Itzel Ocampo, Karla Ojeda, and Myrna Velasco (Photo by Steve Moyer)
Reviewed by Molly McLean
CASA 0101 Theater
Through June 21
Soul Sacrifice is a new play by Consuelo G. Flores. It is a semi-autobiographical work dramatizing her childhood in East Los Angeles during the Vietnam War.
Little Connie (Myrna Velasco) gleefully skips about the house, her innocence often bumping up into the sad realities of the family’s life. Guadalupe (Karla Ojeda), the matriarch, lights candles at the altar when her son Luie (Carlos Pratts) is drafted to Vietnam as a scout. The family fears for his life, since Latino soldiers were dying at alarming rates.
This play is like an altar, one that pays homage to the voices, images, and feelings of the playwright’s childhood, although these elements sometimes get lost in its historical-educational messaging. The characters seem to know the significance of the time they’re living in. For example, one character says, “This day will go down in history!” before marching with the Chicano Moratorium Movement.

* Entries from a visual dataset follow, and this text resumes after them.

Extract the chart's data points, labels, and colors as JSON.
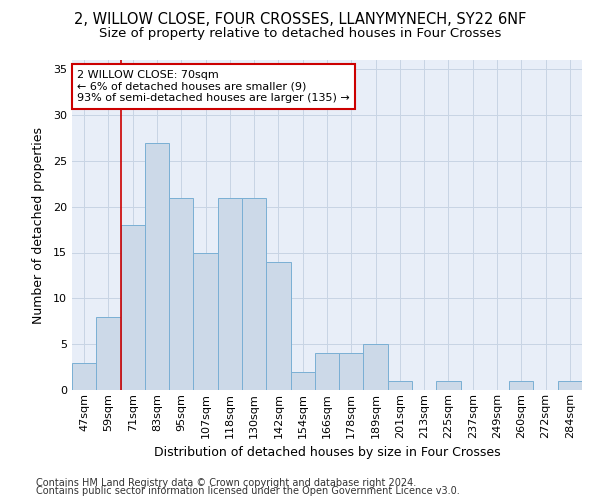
{
  "title1": "2, WILLOW CLOSE, FOUR CROSSES, LLANYMYNECH, SY22 6NF",
  "title2": "Size of property relative to detached houses in Four Crosses",
  "xlabel": "Distribution of detached houses by size in Four Crosses",
  "ylabel": "Number of detached properties",
  "categories": [
    "47sqm",
    "59sqm",
    "71sqm",
    "83sqm",
    "95sqm",
    "107sqm",
    "118sqm",
    "130sqm",
    "142sqm",
    "154sqm",
    "166sqm",
    "178sqm",
    "189sqm",
    "201sqm",
    "213sqm",
    "225sqm",
    "237sqm",
    "249sqm",
    "260sqm",
    "272sqm",
    "284sqm"
  ],
  "values": [
    3,
    8,
    18,
    27,
    21,
    15,
    21,
    21,
    14,
    2,
    4,
    4,
    5,
    1,
    0,
    1,
    0,
    0,
    1,
    0,
    1
  ],
  "bar_color": "#ccd9e8",
  "bar_edge_color": "#7aafd4",
  "vline_color": "#cc0000",
  "vline_x": 2.0,
  "annotation_text": "2 WILLOW CLOSE: 70sqm\n← 6% of detached houses are smaller (9)\n93% of semi-detached houses are larger (135) →",
  "annotation_box_facecolor": "#ffffff",
  "annotation_box_edgecolor": "#cc0000",
  "yticks": [
    0,
    5,
    10,
    15,
    20,
    25,
    30,
    35
  ],
  "ylim": [
    0,
    36
  ],
  "grid_color": "#c8d4e4",
  "background_color": "#e8eef8",
  "footer1": "Contains HM Land Registry data © Crown copyright and database right 2024.",
  "footer2": "Contains public sector information licensed under the Open Government Licence v3.0.",
  "title1_fontsize": 10.5,
  "title2_fontsize": 9.5,
  "xlabel_fontsize": 9,
  "ylabel_fontsize": 9,
  "tick_fontsize": 8,
  "footer_fontsize": 7,
  "annot_fontsize": 8
}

But if this play is about honoring history, then why were there only 48 stars on the U.S. flag in the draft office when there should have been 50? In this case, the apparently AI-generated projections create an error-pocked vision of the past.
The best parts of this play are when the characters are blindly groping about, unaware of history, unsure of what to do: living, breathing, sweating people. When the eldest son returns home from war, his behavior stuns the family. They are unsure of how to respond to him. This is the heart of the play and it is heartbreaking to watch. Carlos Pratts does an excellent job of holding the attention of the audience with his portrayal of this complex character.
To do honor to the past means resisting simplicity, and this play succeeds when it does that.